Fernanda Álvarez Chamale,  24 de octubre de 2025, Saltadilla


    ***

Presentación de El año del coma

Salta, Museo Histórico de la UNSa

    Dice Alejandro Morandini citado por Rosa Machado en el periódico Artenautas: "Lo mejor que me dio la vida, la amistad de los sensibles y los sueños". Justamente gracias a un amigo sensible, jujeño que como yo vive en Córdoba, es que conozco a Alejandro y un poco el conoce de mi. Este amigo en cuestión me dice que le gusta que presente el libro porque cree en los rituales. Volver a Salta cada vez se ha hecho un ritual para mí, nunca es Estar en Salta, o Ser en Salta, parece que la obra se llama Volver a Salta.

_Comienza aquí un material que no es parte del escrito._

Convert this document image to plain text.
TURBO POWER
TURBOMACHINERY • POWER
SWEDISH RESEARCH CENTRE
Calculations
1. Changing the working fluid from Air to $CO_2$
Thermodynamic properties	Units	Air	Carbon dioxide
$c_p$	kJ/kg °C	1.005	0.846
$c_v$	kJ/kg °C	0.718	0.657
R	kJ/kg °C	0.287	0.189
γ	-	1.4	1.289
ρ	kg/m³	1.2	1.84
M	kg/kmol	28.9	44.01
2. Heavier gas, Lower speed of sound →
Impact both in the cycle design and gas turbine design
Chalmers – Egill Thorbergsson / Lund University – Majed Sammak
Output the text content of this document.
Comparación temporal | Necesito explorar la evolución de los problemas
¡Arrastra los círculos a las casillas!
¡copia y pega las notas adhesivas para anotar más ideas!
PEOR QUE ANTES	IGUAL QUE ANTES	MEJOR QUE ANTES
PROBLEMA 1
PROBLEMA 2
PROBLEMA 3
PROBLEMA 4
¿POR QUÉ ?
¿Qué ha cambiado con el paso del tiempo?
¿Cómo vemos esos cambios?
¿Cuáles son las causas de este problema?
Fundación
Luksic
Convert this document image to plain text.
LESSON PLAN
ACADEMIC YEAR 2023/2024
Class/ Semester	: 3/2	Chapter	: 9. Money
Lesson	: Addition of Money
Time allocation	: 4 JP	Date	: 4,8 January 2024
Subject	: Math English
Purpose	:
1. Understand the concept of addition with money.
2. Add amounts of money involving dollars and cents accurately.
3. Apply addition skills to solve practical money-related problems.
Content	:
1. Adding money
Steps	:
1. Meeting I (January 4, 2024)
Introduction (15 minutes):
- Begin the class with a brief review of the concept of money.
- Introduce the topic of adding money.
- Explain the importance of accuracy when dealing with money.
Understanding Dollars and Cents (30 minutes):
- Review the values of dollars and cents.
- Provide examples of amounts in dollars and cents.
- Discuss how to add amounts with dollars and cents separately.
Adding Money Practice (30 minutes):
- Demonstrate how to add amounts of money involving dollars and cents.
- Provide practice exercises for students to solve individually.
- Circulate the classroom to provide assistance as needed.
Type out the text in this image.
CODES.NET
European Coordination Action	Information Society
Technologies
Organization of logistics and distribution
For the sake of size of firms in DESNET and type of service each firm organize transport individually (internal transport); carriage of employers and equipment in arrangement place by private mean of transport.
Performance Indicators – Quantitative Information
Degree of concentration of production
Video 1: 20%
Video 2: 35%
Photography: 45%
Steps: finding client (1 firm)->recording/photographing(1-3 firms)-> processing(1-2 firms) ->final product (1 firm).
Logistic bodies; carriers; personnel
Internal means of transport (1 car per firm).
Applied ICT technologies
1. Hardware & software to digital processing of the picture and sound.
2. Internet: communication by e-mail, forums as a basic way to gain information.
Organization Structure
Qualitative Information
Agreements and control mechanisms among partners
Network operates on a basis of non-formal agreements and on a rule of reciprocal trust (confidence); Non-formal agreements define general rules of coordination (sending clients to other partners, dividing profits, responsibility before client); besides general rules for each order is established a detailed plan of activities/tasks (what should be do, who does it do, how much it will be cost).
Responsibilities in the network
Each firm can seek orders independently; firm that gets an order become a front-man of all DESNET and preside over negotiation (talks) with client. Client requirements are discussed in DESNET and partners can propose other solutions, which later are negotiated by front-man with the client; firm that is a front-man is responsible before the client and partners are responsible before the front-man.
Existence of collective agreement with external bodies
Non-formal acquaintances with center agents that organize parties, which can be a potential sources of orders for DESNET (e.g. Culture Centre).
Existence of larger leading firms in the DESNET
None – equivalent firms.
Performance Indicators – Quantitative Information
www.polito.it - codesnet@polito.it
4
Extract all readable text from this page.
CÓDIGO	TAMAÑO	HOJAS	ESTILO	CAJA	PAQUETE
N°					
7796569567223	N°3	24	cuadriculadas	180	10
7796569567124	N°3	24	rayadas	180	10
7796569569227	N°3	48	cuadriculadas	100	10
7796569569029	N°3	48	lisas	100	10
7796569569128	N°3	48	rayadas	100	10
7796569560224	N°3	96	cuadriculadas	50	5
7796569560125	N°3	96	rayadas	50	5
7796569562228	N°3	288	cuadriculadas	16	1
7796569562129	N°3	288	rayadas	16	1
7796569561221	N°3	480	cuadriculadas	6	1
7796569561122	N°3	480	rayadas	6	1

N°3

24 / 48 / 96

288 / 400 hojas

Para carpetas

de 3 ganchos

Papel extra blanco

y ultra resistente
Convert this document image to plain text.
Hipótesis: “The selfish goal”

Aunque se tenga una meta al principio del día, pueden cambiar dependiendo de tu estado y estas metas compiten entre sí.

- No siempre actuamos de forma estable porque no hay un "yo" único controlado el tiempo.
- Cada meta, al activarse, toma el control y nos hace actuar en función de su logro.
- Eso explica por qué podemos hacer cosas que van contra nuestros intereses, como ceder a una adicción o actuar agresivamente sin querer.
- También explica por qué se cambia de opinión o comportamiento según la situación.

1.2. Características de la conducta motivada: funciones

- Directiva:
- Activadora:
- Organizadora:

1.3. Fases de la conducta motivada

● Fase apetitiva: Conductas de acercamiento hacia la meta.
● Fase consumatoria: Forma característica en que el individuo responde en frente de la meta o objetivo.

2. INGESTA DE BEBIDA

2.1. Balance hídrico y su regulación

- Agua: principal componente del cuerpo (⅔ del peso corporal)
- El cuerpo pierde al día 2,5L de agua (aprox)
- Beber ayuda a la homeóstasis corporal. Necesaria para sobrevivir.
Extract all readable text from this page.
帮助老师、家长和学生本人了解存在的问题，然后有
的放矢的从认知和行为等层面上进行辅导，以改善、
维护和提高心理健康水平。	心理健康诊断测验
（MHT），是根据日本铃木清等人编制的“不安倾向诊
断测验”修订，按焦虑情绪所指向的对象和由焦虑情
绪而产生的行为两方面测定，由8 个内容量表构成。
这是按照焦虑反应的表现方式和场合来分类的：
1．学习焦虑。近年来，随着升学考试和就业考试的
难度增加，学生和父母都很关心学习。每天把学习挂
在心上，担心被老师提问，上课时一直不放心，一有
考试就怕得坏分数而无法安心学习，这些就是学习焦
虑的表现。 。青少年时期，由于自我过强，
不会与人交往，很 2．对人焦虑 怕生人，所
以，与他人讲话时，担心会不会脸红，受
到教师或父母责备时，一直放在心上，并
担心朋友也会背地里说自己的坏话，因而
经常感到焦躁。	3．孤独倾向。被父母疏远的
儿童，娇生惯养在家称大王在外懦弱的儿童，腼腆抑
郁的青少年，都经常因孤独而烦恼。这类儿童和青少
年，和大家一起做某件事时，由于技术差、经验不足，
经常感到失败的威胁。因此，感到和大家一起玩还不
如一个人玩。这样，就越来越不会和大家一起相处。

    El ritual lo construimos cada vez, soy de los rituales paganos, aunque decir pagano ya implica algo oficial, mejor decir soy de los rituales profanados y ser desobediente, cito un poema de mi primer libro, Nosotros nos fuimos antes:

    Como Frida, una vez

    perdí un miembro

    el mismo

    con el que escribo

    y sostengo el arco.

    Abandoné a dios

    y comencé a ir a la Catedral

    Algunas tardes me sentaba

    frente a la virgen

    a pedirle explicaciones

    a que me vea llorar

    a dejarla ser madre.

    Una fuerza centrífuga me disparó desde los valles, pensando en una medicina, para encontrarme con la palabra en el espejo, y con otra medicina. Trabajo de creer en la palabra, y de usarla como un talismán para caminar por los dolores del alma. La poesía ya estaba en esa infancia que insiste, en esa infancia que quería huir. La poesía se escribe, pero también se practica, se ejerce decía Vicente Luy, enorme poeta cordobés que vino a suicidarse en Salta. Ejercer la poesía puede ser tan simple y complejo como creer en el ángel de la guarda, como llamar a mamá y pedirle que encienda una vela, procurar que antes de dormir todos los que amás hayan llegado a casa. La poesía puede ser levantar la mano para decirle a alguien que no estás de acuerdo y que lo respetas tanto que podes decírselo.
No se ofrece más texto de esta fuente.